Use case: FIDO as 2nd factor in IAM

This article explains on a conceptual level how to use FIDO as the 2nd factor for user authentication in Airlock IAM. It also provides information relevant for correct use and configuration.

Goal

  • Understand user authentication with FIDO in Airlock IAM.
  • Understand the interaction between involved components.
  • Learn details about prerequisites and limitations.

All following procedures are exemplary and will vary according to your setup or needs.

Initial thoughts

User authentication with FIDO authenticators can be done in several ways. One of them is using FIDO as the second factor in an authentication flow, i.e. after some first authentication step.

Typically, the first factor is a username and password check, but other types of first factor steps may be used, as long they determine the identity of the user being authenticated.

Even if the first authentication step does not necessarily involve a password check, FIDO can still be used as a second authentication factor.

  • Examples of first authentication steps without a password are:
  • OIDC/OAuth
  • SAML
  • Device Token authentication
  • SSO tickets
  • Username without password

How to use FIDO as the first and sole authentication step is described separately.
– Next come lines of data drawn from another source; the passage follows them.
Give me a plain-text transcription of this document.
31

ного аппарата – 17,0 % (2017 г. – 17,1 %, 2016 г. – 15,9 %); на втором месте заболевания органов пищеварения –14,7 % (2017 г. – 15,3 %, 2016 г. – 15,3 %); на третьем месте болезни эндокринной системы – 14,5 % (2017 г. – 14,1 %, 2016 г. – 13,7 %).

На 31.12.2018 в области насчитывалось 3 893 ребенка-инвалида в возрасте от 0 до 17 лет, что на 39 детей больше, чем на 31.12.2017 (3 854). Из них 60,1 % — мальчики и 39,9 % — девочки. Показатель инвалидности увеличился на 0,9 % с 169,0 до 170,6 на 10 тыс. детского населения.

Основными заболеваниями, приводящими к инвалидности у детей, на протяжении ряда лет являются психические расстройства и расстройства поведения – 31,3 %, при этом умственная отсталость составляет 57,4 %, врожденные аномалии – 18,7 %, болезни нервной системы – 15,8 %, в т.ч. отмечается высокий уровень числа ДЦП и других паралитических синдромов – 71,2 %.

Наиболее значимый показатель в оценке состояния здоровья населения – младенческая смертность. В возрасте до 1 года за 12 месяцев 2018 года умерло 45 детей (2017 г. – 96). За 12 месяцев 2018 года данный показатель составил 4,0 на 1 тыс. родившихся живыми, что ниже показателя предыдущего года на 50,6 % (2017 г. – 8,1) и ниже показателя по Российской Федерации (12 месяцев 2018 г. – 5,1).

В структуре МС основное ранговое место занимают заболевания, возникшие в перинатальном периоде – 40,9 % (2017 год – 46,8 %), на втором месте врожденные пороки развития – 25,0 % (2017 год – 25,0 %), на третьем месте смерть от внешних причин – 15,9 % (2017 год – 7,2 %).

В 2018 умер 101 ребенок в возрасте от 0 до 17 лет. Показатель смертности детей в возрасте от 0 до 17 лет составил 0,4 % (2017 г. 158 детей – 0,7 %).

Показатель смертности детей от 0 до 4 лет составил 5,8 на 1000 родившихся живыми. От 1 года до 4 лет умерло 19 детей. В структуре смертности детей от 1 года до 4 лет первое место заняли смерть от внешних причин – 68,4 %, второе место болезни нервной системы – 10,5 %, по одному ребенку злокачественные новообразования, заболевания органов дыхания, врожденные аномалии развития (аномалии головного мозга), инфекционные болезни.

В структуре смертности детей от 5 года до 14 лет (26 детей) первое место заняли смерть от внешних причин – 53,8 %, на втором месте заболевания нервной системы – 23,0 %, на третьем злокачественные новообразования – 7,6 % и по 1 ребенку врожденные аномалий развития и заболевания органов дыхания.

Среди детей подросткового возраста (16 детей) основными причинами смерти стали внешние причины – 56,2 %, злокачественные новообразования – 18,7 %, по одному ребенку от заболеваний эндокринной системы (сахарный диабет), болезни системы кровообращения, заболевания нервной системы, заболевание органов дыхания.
In all cases, Airlock IAM acts as FIDO relying party.

Prerequisites

  • An end-user account exists in IAM and has a first factor (e.g. username and password).
  • The end-user has FIDO enabled as a possible authentication method.
  • The end-user has a supported FIDO authenticator.
  • The FIDO authenticator complies with the settings in the FIDO configuration.
  • The end-users browser or mobile app supports FIDO.
  • The FIDO authenticator has been registered with the end-users account.

FIDO as 2nd-factor authentication flow

The following flow chart shows how FIDO as a 2nd factor works with IAM:

UC-FIDO-2nd-factor-with-IAM
(1)

The end-user is identified by IAM (e.g. by entering username and password in the browser).

(2)

IAM looks up the list of applicable FIDO credentials, i.e. the ones registered for the user and matching the FIDO relying party id.

(3)

IAM sends a challenge together with the list of applicable FIDO credentials and the user verification preferences to the FIDO client.

(4)

The FIDO client interacts with the user and the FIDO authenticator to retrieve the response to the challenge, and it sends the response back to Airlock IAM.
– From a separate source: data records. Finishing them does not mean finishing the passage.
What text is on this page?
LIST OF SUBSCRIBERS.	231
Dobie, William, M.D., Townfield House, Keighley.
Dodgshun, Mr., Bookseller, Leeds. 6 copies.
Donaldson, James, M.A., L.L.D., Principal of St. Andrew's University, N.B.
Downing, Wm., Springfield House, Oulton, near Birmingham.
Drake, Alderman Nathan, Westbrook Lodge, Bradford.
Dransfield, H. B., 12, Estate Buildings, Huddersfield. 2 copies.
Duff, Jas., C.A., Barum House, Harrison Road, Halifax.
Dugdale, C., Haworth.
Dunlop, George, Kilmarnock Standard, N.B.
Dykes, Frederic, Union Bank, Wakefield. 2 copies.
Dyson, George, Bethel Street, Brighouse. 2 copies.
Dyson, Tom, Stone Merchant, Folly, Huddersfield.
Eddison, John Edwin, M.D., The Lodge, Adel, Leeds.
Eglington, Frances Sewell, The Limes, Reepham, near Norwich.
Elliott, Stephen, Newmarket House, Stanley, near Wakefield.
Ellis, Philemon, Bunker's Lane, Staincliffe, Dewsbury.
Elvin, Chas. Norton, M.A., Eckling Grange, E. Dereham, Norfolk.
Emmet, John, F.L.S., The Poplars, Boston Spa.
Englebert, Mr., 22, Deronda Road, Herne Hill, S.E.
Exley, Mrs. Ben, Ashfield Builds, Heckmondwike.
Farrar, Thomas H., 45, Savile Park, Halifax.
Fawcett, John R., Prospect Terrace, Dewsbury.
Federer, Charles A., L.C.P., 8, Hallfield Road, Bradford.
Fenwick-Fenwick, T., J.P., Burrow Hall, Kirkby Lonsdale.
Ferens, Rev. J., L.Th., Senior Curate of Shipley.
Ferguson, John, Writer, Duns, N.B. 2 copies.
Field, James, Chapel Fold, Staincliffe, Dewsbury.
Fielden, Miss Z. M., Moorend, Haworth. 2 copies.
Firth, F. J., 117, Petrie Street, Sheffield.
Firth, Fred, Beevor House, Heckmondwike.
If multiple suitable FIDO authenticators are available to the FIDO client, a selection dialog is presented to the end-user.

(5)

Airlock IAM verifies the response from the FIDO authenticator.

Details of the verification depend on the FIDO configuration settings in Airlock IAM and may involve the verification of a FIDO attestation.

(6)

IAM automatically redirects the user's browser to the intended target application or service.

Limitations

The following limitations apply when using FIDO as the second factor in an authentication flow.

  • FIDO is only supported by the Loginapp REST UI and the Loginapp REST API (not by the Loginapp (JSP)).